Book Review: Alan Turing By Jim Eldridge

I have always had a fascination with code breaking and cyphers. I have also been fascinated by the history of Bletchley Park and knew about the life of Alan Turing , well before the movie The Imitation Game. I recently took the opportunity to visit The Bletchley Park Museum, which is still being developed. I  spent a full day enjoying the opportunities that this museum offers and is well worth a visit.

It was with this interest I read the book,  from the Real Lives series, by Jim Eldridge entitled simply Alan Turing. This series looks to offer a great reading option for a number of the boys I work with. They are very accessible stories about interesting real-life figures and written by a range of authors.

My GoodReads review:

Alan Turing (Real Lives)Alan Turing by Jim Eldridge    My rating: 4 of 5 stars

Jim Eldridge has written a short but interesting biography about Alan Turing, who has become more widely known since the movie “The Imitation Game”. I have enjoyed many books written by Jim Eldridge as he writes about historical people and events in a narrative form that makes history accessible to a broad audience.

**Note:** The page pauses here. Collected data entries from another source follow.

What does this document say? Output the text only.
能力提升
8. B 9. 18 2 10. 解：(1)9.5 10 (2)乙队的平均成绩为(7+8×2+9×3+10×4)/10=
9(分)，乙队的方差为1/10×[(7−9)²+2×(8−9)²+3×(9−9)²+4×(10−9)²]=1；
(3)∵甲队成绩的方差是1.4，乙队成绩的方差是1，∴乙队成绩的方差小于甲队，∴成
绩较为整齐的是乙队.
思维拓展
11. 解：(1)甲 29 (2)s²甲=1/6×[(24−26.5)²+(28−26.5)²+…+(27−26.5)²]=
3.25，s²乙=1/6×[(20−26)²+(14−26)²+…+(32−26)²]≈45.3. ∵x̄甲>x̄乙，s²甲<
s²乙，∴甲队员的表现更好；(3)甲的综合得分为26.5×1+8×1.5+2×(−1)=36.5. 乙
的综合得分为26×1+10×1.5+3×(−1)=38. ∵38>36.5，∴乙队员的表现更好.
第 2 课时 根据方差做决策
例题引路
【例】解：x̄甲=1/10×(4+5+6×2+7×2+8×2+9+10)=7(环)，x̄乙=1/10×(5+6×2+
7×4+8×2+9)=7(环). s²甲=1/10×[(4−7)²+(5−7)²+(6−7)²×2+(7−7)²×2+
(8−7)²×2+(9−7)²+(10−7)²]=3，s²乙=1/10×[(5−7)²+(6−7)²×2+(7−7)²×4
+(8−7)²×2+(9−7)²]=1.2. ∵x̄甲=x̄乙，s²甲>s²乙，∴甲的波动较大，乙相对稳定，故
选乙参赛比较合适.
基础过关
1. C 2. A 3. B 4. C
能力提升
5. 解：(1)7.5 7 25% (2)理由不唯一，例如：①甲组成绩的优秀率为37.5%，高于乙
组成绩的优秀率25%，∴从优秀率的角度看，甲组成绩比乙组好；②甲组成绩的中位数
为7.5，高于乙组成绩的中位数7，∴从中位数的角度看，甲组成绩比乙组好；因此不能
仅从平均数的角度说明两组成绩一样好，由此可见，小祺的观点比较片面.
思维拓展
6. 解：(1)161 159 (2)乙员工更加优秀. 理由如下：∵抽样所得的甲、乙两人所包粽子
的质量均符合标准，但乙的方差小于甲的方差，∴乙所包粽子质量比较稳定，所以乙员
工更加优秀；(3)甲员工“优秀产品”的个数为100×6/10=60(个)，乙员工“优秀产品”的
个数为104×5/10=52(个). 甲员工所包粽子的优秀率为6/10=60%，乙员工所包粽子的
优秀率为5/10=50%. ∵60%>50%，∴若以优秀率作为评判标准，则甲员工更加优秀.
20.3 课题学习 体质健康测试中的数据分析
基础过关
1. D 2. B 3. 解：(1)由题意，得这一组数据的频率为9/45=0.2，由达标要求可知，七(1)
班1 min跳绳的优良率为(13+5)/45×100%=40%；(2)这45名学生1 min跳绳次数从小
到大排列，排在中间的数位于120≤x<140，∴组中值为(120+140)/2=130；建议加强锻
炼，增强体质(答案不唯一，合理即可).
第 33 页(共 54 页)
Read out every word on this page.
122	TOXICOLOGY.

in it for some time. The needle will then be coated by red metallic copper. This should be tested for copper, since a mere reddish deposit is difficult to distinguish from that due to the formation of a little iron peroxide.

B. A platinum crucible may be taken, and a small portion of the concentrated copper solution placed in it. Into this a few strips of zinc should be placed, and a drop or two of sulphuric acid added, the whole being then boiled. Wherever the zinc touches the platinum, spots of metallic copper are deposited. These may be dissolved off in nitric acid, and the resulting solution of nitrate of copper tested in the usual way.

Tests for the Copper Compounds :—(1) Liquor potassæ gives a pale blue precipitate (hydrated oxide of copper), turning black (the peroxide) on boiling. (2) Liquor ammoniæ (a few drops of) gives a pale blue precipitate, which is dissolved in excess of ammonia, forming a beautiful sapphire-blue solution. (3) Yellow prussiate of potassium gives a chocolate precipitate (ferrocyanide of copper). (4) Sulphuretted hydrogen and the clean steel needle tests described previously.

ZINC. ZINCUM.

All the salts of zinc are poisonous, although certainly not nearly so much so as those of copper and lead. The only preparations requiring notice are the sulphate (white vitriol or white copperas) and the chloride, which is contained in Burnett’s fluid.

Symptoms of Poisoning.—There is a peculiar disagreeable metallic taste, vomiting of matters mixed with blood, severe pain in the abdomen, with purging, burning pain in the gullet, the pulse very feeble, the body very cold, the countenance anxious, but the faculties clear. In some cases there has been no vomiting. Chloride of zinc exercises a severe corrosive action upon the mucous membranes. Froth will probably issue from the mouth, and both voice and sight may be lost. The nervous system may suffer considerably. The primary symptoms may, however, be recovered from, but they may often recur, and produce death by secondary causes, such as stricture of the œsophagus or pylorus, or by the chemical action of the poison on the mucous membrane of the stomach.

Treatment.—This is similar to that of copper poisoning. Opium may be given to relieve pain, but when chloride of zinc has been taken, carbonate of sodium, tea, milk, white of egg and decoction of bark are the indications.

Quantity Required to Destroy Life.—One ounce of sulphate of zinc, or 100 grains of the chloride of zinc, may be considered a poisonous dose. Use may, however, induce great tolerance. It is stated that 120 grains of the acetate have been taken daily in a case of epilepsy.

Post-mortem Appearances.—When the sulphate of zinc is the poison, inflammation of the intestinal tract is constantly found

Alan Turing was a remarkable man and nowadays is considered to be one of the most influential thinkers of the 20th century and is widely considered to be the father of computer science and artificial intelligence. Jim Eldridge has written about Turing starting from his schooldays, through his time as a solitary undergraduate at Cambridge, his important and secret wartime work through to the moment of his untimely death from eating an apple laced with cyanide. (There is still debate about the circumstances of his death and quite a few theories about what actually happened.)

Alan Turing had a startling talent as a mathematician and was credited with shortening World War II by years, thanks to his work on the Enigma code. He was an awkward man who did not make friends easily and was gay in a time that made him a criminal and received punishment for it. Jim Eldridge includes it all in this book. He encourages the reader to consider all the factors to better understand the amazing life of Alan Turing, a true British hero.

This is part of a series (Real lives… ) of biographies written for younger readers and there is a broad range of people covered. All the books are short but offer enough information to satisfy young readers with accessible (but not simple) language. They are good books for boys who enjoy “real” stories and reluctant readers.